Image: Mison Sere reacts after winning the 2015 edition of the Mr Ugly competition
Mison Sere reacts, top, after winning the 2015 edition of the Mr Ugly competition. Tsvangirayi Mukwazhi / AP

Pageant judges have crowned a new winner of Zimbabwe's 4th annual "Mister Ugly" contest, upsetting supporters of reigning champion and prompting claims of cheating.

Judges on Saturday chose 42-year-old Mison Sere, citing his numerous missing front teeth and a wide range of grotesque facial expressions, over William Masvinu, who had held the title since 2012.

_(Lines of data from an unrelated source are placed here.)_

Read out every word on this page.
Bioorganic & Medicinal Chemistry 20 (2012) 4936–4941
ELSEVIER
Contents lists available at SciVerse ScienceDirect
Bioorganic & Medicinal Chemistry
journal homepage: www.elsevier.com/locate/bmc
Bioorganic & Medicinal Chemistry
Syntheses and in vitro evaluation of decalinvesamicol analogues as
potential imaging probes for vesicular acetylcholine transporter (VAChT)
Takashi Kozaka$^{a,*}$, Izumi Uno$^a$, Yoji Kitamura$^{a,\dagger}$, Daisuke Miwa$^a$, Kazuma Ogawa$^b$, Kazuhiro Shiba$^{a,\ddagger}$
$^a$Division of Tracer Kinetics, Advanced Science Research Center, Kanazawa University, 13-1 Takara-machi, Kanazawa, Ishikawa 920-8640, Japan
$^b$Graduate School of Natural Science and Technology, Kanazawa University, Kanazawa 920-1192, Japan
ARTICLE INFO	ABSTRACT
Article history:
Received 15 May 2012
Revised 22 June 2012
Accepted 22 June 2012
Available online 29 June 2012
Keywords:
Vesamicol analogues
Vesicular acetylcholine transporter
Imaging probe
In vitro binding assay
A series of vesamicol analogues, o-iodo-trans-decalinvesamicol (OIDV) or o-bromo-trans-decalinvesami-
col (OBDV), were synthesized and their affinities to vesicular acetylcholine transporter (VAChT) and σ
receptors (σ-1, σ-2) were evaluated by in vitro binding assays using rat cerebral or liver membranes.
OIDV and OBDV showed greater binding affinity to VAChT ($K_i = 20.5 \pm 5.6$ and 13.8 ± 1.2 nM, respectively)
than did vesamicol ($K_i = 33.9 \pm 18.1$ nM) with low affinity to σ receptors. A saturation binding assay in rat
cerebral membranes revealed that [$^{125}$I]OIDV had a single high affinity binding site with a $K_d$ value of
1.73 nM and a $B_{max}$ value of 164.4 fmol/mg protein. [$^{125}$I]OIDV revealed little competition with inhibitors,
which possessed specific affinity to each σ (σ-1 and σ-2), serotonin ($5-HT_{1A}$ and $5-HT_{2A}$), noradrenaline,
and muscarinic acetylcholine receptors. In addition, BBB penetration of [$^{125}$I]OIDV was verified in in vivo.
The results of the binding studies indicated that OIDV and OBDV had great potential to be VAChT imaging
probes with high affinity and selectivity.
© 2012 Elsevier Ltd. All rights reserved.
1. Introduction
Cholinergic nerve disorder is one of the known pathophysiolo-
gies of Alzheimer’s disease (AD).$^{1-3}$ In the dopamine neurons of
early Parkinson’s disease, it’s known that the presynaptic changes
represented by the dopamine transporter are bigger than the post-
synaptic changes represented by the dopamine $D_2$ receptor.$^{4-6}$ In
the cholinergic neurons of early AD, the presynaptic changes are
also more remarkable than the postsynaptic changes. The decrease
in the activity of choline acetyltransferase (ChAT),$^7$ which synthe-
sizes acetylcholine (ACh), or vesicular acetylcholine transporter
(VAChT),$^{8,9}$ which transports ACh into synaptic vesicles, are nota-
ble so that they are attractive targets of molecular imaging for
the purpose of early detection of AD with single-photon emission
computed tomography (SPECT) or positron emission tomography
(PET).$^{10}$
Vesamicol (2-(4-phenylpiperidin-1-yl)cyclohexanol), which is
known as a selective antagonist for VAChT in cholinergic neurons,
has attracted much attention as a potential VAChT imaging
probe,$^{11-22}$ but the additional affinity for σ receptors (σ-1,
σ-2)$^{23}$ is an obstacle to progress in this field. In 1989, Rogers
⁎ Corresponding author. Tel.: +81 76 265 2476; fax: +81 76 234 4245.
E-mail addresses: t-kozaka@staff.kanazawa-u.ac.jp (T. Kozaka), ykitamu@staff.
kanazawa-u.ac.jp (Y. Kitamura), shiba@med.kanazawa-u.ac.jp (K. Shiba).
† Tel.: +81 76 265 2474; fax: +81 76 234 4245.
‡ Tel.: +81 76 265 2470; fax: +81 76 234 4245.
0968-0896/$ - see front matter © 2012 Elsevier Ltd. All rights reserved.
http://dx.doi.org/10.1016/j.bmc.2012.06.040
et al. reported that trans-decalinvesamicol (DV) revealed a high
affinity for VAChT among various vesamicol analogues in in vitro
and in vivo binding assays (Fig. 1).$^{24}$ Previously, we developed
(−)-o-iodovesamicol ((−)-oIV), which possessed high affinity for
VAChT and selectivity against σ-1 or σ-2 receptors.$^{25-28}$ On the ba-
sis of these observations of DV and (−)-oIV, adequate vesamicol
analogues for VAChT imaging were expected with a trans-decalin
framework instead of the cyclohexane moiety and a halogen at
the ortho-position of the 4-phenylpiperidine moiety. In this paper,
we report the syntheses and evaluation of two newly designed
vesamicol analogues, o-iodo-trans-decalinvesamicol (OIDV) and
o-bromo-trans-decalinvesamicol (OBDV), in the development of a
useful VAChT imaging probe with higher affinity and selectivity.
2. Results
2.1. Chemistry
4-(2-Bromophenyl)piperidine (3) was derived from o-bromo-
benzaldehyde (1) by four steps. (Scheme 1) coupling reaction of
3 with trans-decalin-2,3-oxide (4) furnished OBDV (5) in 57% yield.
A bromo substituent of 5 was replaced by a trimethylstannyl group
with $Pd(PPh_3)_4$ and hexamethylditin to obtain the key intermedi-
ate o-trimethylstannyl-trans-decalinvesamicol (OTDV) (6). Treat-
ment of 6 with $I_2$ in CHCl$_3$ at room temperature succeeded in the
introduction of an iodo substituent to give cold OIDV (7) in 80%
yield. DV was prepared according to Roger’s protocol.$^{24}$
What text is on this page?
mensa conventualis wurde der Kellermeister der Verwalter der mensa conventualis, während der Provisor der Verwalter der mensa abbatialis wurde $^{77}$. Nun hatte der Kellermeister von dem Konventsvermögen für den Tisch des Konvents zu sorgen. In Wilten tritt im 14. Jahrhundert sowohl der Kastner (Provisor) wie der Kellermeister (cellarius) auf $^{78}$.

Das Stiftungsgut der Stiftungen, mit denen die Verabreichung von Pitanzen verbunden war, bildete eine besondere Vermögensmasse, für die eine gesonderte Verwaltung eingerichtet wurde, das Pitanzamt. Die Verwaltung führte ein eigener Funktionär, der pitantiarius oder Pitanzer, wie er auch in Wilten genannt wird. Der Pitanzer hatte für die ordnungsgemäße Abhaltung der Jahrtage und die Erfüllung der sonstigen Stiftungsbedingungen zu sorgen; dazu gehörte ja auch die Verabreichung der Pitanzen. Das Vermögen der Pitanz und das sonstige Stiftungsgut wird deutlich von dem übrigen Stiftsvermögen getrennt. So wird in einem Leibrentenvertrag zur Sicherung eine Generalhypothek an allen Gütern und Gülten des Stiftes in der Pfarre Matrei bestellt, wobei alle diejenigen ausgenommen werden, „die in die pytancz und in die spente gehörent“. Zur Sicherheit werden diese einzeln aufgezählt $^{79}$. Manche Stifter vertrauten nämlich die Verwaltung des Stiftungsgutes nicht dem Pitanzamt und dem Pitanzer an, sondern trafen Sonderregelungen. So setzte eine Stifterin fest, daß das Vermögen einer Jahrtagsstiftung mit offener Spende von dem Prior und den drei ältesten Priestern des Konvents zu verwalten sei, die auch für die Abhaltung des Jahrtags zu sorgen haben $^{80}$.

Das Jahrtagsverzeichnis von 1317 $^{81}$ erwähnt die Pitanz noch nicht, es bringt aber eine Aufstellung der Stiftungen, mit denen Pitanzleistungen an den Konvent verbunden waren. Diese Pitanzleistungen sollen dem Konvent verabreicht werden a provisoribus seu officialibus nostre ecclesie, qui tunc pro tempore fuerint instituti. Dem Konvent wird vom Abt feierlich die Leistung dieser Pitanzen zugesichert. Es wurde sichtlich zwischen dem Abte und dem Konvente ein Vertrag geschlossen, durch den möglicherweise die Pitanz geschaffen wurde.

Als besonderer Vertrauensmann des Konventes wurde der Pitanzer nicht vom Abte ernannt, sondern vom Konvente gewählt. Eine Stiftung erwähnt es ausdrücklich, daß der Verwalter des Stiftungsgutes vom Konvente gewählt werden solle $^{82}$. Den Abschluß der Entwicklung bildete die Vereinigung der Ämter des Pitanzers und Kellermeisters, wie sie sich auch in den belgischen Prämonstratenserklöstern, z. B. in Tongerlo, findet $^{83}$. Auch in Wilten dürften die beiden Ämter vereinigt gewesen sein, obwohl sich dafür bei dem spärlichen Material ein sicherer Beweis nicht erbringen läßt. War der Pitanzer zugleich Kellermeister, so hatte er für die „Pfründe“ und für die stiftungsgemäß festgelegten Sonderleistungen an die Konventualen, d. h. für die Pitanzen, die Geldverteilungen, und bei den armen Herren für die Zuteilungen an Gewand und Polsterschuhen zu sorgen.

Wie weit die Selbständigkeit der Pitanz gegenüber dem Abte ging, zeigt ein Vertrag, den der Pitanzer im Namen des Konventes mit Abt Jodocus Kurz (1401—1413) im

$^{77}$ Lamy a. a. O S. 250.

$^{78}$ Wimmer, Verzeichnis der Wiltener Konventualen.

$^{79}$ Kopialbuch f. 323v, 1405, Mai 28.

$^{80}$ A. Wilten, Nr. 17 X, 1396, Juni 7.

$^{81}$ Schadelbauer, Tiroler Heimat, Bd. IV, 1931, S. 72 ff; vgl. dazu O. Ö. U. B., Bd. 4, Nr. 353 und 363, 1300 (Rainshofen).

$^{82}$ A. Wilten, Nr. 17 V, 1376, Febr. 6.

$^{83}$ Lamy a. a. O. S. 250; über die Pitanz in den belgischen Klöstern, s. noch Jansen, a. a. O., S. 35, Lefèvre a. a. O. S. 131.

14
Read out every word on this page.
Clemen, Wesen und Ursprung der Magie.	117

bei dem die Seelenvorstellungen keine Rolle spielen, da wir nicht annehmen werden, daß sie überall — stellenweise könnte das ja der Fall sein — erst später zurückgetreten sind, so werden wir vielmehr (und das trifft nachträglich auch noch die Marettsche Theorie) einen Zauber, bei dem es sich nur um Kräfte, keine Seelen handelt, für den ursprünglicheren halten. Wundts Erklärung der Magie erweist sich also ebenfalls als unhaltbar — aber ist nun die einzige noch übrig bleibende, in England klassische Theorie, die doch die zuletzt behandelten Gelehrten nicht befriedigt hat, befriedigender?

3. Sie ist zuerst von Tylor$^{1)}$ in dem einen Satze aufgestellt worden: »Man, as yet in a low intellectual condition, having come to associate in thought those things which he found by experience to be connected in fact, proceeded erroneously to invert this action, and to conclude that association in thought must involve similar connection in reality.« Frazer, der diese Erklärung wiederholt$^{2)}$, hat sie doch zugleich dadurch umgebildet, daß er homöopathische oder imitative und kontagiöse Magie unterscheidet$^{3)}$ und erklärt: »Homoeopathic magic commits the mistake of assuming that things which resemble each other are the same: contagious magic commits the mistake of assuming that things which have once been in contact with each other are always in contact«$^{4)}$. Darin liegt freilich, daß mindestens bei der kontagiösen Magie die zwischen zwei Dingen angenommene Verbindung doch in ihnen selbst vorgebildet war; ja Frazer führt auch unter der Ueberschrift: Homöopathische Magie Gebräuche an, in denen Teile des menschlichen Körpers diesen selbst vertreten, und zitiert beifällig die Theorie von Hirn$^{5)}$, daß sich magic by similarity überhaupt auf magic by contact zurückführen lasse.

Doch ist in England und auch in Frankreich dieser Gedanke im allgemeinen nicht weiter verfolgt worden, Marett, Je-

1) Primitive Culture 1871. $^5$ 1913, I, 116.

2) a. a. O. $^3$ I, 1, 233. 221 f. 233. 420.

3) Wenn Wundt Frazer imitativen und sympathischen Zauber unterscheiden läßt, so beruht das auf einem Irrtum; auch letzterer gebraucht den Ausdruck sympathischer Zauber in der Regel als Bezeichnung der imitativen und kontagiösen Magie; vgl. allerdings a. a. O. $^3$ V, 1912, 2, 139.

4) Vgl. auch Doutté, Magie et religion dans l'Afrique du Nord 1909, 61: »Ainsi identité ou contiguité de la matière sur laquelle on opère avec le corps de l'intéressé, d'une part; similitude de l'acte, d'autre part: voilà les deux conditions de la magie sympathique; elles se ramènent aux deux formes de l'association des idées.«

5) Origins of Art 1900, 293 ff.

Masvinu and his supporters mobbed the judges upon hearing their decision, claiming that Sere was "too handsome" to win and his ugliness wasn't natural since it was based on missing teeth.

Image: Contestants stand on stage during the 2015 edition of Mr Ugly
Contestants on stage during the 2015 edition of the Mr Ugly competition. Tsvangirayi Mukwazhi / AP

"I am naturally ugly. He is not. He is ugly only when he opens his mouth," maintained Masvinu, gesturing at his rival.

"Do we have to lose our teeth to win? This is cheating," shouted another contestant, Patrick Mupereki.

There was pushing and shoving as the results were announced and insults were hurled at the judges.

Sere dismissed the critics as just "sore losers" as he pocketed the $500 in winnings.

"They should just accept that I am uglier than them," he said. "I hope to get a TV contract. I already moved around schools performing and showcasing my ugliness so this is a chance to make it on TV."

Pageant organizer David Machowa originally told the Associated Press that he began the contest to remove the stigma of ugliness.

"Looks are God given," he said. "We should all be proud of who we are."

The pageant involved three rounds of modelling, with individual and group struts down a catwalk of a Harare nightclub. This year's competition attracted a record number of 36 entries, compared to just five in 2012 when Masvinu began his winning streak.

Beauty pageants are popular in this southern African country and even though they are typically for women, scandal is not unusual. Earlier this year, Miss Zimbabwe winner Emily Kachote faced a backlash on social media, with Zimbabweans calling her ugly and undeserving of the crown.

She was later forced to step down when just two weeks into her reign, images surfaced of her posing nude — which incidentally also brought down her predecessor.